In a previous post here, I provided an overview of the European Union’s draft Artificial Intelligence Act (“AIA”). On December 8, 2023 the European Parliament and the Council on the Artificial Intelligence Act reached political agreement on the content of the AIA. Next, the agreement will receive formal approval, which is expected to take place sometime in April 2024. After that, the AIA will be published in the European Union’s Official Journal, which is the gazette for binding EU laws.
Twenty days after publication, the AIA will enter into force. Two years after that, it will be enforced, with some exceptions - prohibitions will be enforced after 6 months and the rules on General Purpose AI will be enforced after 12 months. As an interim measure, the EU has created an AI Pact. The pact allows AI developers around the world to voluntarily implement key legal obligations before the 2 year deadline.
Like the EU, Canada and the United States are pursuing dedicated legislation as their artificial intelligence (“AI”) governance models. Other counties are regulating AI by using existing laws and legislation as opposed to dedicated AI legislation (e.g. Singapore), while others are taking a completely hands-off approach to allow innovators the opportunity to experiment before deciding on a governance model (e.g. India).
Conceptually, differences in AI governance may be attributable to each State’s view of whether AI itself should be regulated or just its application. For example, Canada’s proposed Artificial Intelligence and Data Act (“AIDA”) regulates both AI and its application. The goal of AIDA is to regulate the design, development and deployment of AI in Canada, to ensure that AI is safe and non-discriminatory. The White House’s executive order on the Safe, Secure and Trustworthy Development and Use of Artificial Intelligence, released October 30, 2023, has similar aims. The executive order is a blueprint for AI governance that uses 5 principles to guide the design, use and deployment of automated systems. Federal legislation, which will likely include legal obligations for businesses, is not expected until after the 2024 U.S. election. In the meantime, multiple AI lawsuits, including discrimination lawsuits and intellectual property litigation by copyright owners, have already begun to make their way through American courts.
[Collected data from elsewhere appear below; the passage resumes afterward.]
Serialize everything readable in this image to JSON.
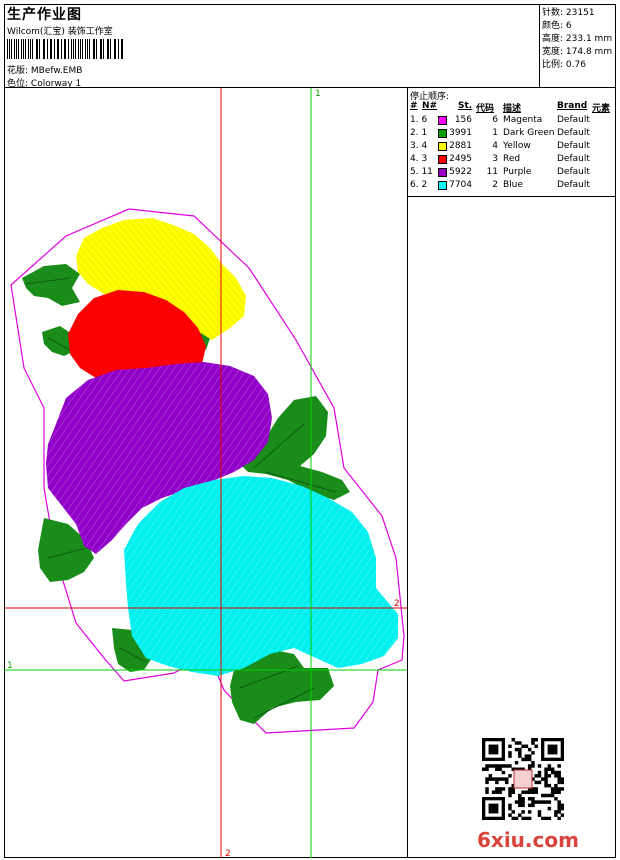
{
  "header": {
    "title": "生产作业图",
    "subtitle": "Wilcom(汇宝) 装饰工作室",
    "design_label": "花版:",
    "design_value": "MBefw.EMB",
    "colorway_label": "色位:",
    "colorway_value": "Colorway 1"
  },
  "stats": [
    {
      "label": "针数:",
      "value": "23151"
    },
    {
      "label": "颜色:",
      "value": "6"
    },
    {
      "label": "高度:",
      "value": "233.1 mm"
    },
    {
      "label": "宽度:",
      "value": "174.8 mm"
    },
    {
      "label": "比例:",
      "value": "0.76"
    }
  ],
  "stop_sequence": {
    "title": "停止顺序:",
    "columns": {
      "num": "#",
      "n": "N#",
      "st": "St.",
      "code": "代码",
      "desc": "描述",
      "brand": "Brand",
      "element": "元素"
    },
    "rows": [
      {
        "num": "1. 6",
        "st": "156",
        "code": "6",
        "desc": "Magenta",
        "brand": "Default",
        "color": "#ff00ff"
      },
      {
        "num": "2. 1",
        "st": "3991",
        "code": "1",
        "desc": "Dark Green",
        "brand": "Default",
        "color": "#00a000"
      },
      {
        "num": "3. 4",
        "st": "2881",
        "code": "4",
        "desc": "Yellow",
        "brand": "Default",
        "color": "#ffff00"
      },
      {
        "num": "4. 3",
        "st": "2495",
        "code": "3",
        "desc": "Red",
        "brand": "Default",
        "color": "#ff0000"
      },
      {
        "num": "5. 11",
        "st": "5922",
        "code": "11",
        "desc": "Purple",
        "brand": "Default",
        "color": "#9a00c8"
      },
      {
        "num": "6. 2",
        "st": "7704",
        "code": "2",
        "desc": "Blue",
        "brand": "Default",
        "color": "#00ffff"
      }
    ]
  },
  "guides": {
    "green_label": "1",
    "red_label": "2"
  },
  "colors": {
    "magenta": "#e000e0",
    "green": "#1a8c1a",
    "yellow": "#ffff00",
    "red": "#ff0000",
    "purple": "#9000c8",
    "cyan": "#00f0f0",
    "guide_red": "#e00000",
    "guide_green": "#00d000"
  },
  "watermark": "6xiu.com"
}
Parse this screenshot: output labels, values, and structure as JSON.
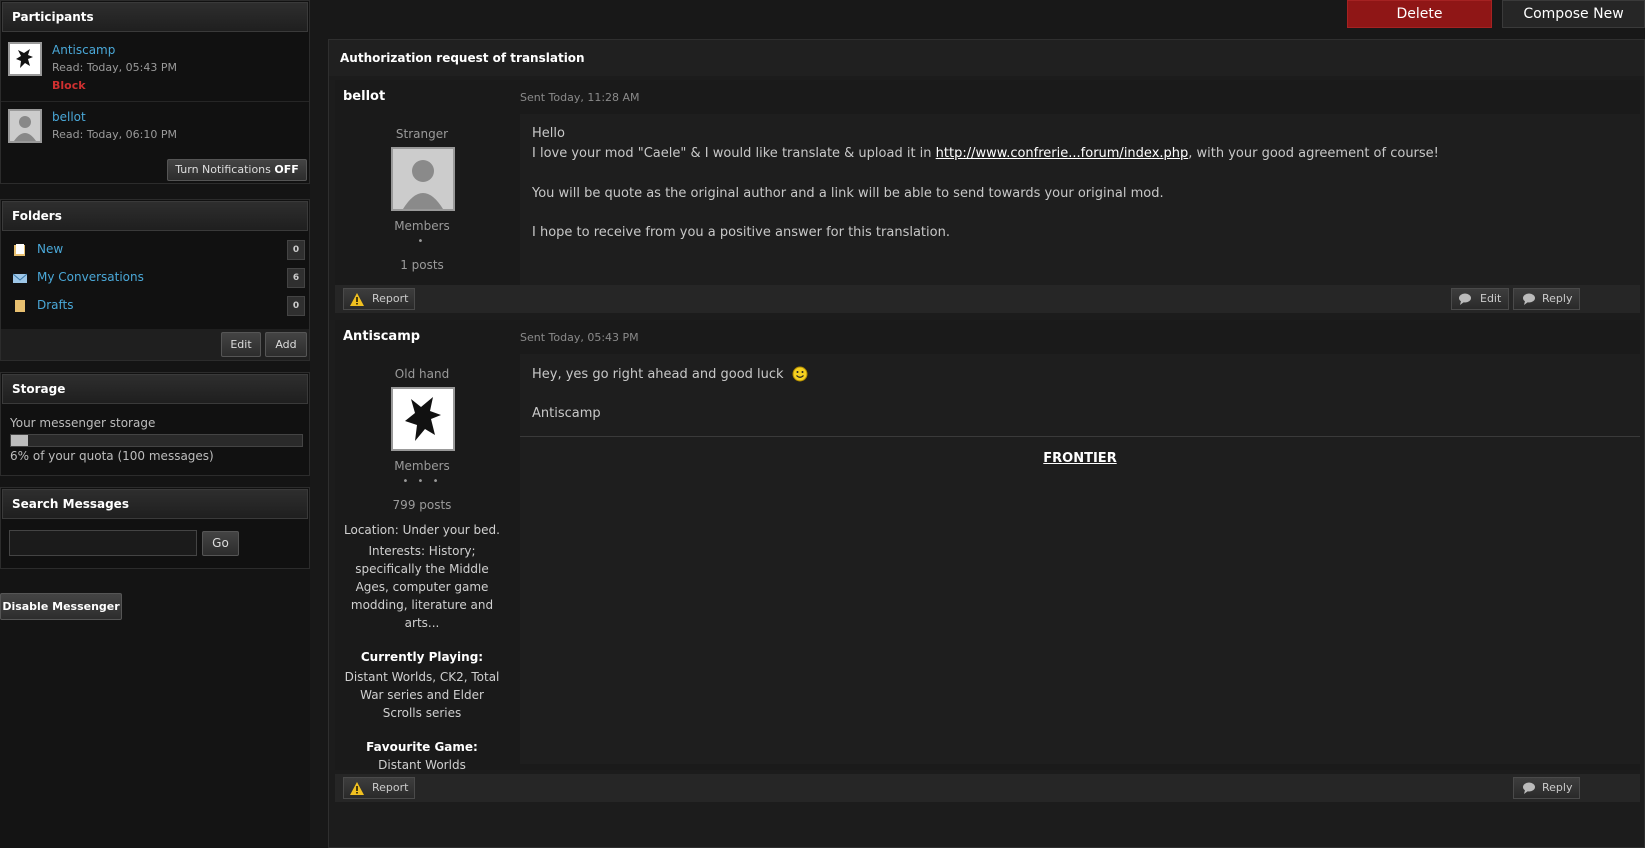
{
  "participants": {
    "title": "Participants",
    "items": [
      {
        "name": "Antiscamp",
        "read": "Read: Today, 05:43 PM",
        "block": "Block"
      },
      {
        "name": "bellot",
        "read": "Read: Today, 06:10 PM"
      }
    ],
    "notifications_label": "Turn Notifications",
    "notifications_state": "OFF"
  },
  "folders": {
    "title": "Folders",
    "items": [
      {
        "label": "New",
        "count": "0",
        "icon": "folder-new-icon"
      },
      {
        "label": "My Conversations",
        "count": "6",
        "icon": "envelope-icon"
      },
      {
        "label": "Drafts",
        "count": "0",
        "icon": "drafts-icon"
      }
    ],
    "edit_label": "Edit",
    "add_label": "Add"
  },
  "storage": {
    "title": "Storage",
    "label": "Your messenger storage",
    "quota_text": "6% of your quota (100 messages)",
    "percent": 6
  },
  "search": {
    "title": "Search Messages",
    "placeholder": "",
    "go_label": "Go"
  },
  "disable_label": "Disable Messenger",
  "toolbar": {
    "delete_label": "Delete",
    "compose_label": "Compose New"
  },
  "conversation": {
    "title": "Authorization request of translation",
    "posts": [
      {
        "author": "bellot",
        "date": "Sent Today, 11:28 AM",
        "rank": "Stranger",
        "group": "Members",
        "pips": "•",
        "posts": "1 posts",
        "body": {
          "line1": "Hello",
          "line2_pre": "I love your mod \"Caele\" & I would like translate & upload it in ",
          "link": "http://www.confrerie...forum/index.php",
          "line2_post": ", with your good agreement of course!",
          "line3": "You will be quote as the original author and a link will be able to send towards your original mod.",
          "line4": "I hope to receive from you a positive answer for this translation."
        },
        "report_label": "Report",
        "edit_label": "Edit",
        "reply_label": "Reply"
      },
      {
        "author": "Antiscamp",
        "date": "Sent Today, 05:43 PM",
        "rank": "Old hand",
        "group": "Members",
        "pips": "• • •",
        "posts": "799 posts",
        "profile": {
          "location": "Location: Under your bed.",
          "interests": "Interests: History; specifically the Middle Ages, computer game modding, literature and arts...",
          "playing_label": "Currently Playing:",
          "playing": "Distant Worlds, CK2, Total War series and Elder Scrolls series",
          "fav_label": "Favourite Game:",
          "fav": "Distant Worlds"
        },
        "body": {
          "line1": "Hey, yes go right ahead and good luck",
          "line2": "Antiscamp",
          "signature": "FRONTIER"
        },
        "report_label": "Report",
        "reply_label": "Reply"
      }
    ]
  }
}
While various States sort through their approaches to AI governance, large global organizations that use traditional or generative AI would be well-served to establish an AI governance office. The office should include a Chief AI Officer and policies to mitigate risk associated with HR, product creation, intellectual property, marketing, data security, and privacy. Policies could also clearly outline when customers and employees will be notified of AI use and outline procedures to ensure that AI is being used to support, not replace, human decision making.